Im November 1940 hatte ein deutscher Bombenangriff große Bereiche der Stadt zerstört, unter anderem auch die mittelalterliche St.-Michael-Cathedral. Schon in seiner Weihnachtspredigt 1940, die im Radio aus der Ruine der Kathedrale übertragen wurde, rief der Domdekan zur Versöhnung mit den Kriegsgegnern auf. Nicht der Rachegedanke, sondern Jesu Wort am Kreuz, wie es der Evangelist Lukas überlieferte, „Father forgive“ (Vater vergib) wurde zum Leitgedanken. Die Ruine der Kathedrale war zum Geburtsort der kirchlichen und der gesellschaftlichen Versöhnungsarbeit geworden. Schon kurz nach Kriegsende kam es zur Städtepartnerschaft mit Kiel und 1959 mit Dresden.
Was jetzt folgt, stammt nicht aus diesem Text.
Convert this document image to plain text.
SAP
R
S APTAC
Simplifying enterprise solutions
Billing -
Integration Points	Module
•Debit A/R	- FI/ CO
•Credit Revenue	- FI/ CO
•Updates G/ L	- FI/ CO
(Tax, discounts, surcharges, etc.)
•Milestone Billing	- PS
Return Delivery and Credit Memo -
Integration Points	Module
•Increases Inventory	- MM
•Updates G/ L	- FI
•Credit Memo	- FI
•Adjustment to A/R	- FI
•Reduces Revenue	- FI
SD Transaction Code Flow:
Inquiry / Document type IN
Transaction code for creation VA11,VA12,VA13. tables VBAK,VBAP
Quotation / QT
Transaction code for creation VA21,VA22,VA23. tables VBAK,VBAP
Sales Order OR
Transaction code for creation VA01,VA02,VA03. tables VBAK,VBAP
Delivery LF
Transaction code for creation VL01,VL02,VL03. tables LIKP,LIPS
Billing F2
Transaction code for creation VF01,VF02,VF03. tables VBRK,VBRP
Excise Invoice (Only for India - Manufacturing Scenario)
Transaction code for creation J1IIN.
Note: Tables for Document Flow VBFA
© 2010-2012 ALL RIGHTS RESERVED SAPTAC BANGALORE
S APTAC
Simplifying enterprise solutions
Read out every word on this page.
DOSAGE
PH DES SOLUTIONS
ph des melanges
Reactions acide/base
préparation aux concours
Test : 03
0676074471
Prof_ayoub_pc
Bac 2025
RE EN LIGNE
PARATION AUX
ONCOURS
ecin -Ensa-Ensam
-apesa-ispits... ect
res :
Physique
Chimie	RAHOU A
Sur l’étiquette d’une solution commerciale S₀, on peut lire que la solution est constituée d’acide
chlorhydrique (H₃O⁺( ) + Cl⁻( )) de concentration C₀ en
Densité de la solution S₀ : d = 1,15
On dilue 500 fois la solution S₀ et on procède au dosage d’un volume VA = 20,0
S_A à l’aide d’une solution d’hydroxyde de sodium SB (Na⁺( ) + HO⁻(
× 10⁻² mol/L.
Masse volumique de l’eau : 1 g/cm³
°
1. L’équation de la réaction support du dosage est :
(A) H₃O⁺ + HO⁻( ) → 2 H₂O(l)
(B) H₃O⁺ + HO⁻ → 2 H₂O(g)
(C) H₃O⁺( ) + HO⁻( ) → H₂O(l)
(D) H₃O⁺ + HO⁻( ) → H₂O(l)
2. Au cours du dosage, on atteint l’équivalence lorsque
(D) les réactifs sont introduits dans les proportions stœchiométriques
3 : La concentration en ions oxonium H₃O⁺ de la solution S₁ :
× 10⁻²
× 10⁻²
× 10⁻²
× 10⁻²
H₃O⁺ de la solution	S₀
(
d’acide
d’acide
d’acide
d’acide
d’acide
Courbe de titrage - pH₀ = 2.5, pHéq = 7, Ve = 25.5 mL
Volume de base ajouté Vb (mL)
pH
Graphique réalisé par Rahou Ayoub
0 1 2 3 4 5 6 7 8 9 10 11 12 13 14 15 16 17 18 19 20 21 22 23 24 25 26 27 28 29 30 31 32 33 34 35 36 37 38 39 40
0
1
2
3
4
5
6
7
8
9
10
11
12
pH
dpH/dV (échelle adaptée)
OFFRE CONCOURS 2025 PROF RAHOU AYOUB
Einher mit dem politischen Versöhnungsweg begann auch die kirchliche Versöhnungsarbeit. Zwei Jahre nach dem Krieg erhielt die St.-Nicolai-Gemeinde in Kiel das Nagelkreuz, ein Symbol der Versöhnungsarbeit aus Coventry. Damit war es das erste, das ins Land des Feindes aus dem Zweiten Weltkrieg gelangte. Die Gemeinde gehört mit inzwischen weltweit 160 Gemeinden zur Nagelkreuzgemeinschaft. 1958 wurde dann die Versöhnungslitanei von Coventry veröffentlicht, die seitdem jeden Freitag um 12 Uhr in Coventry gebetet wird.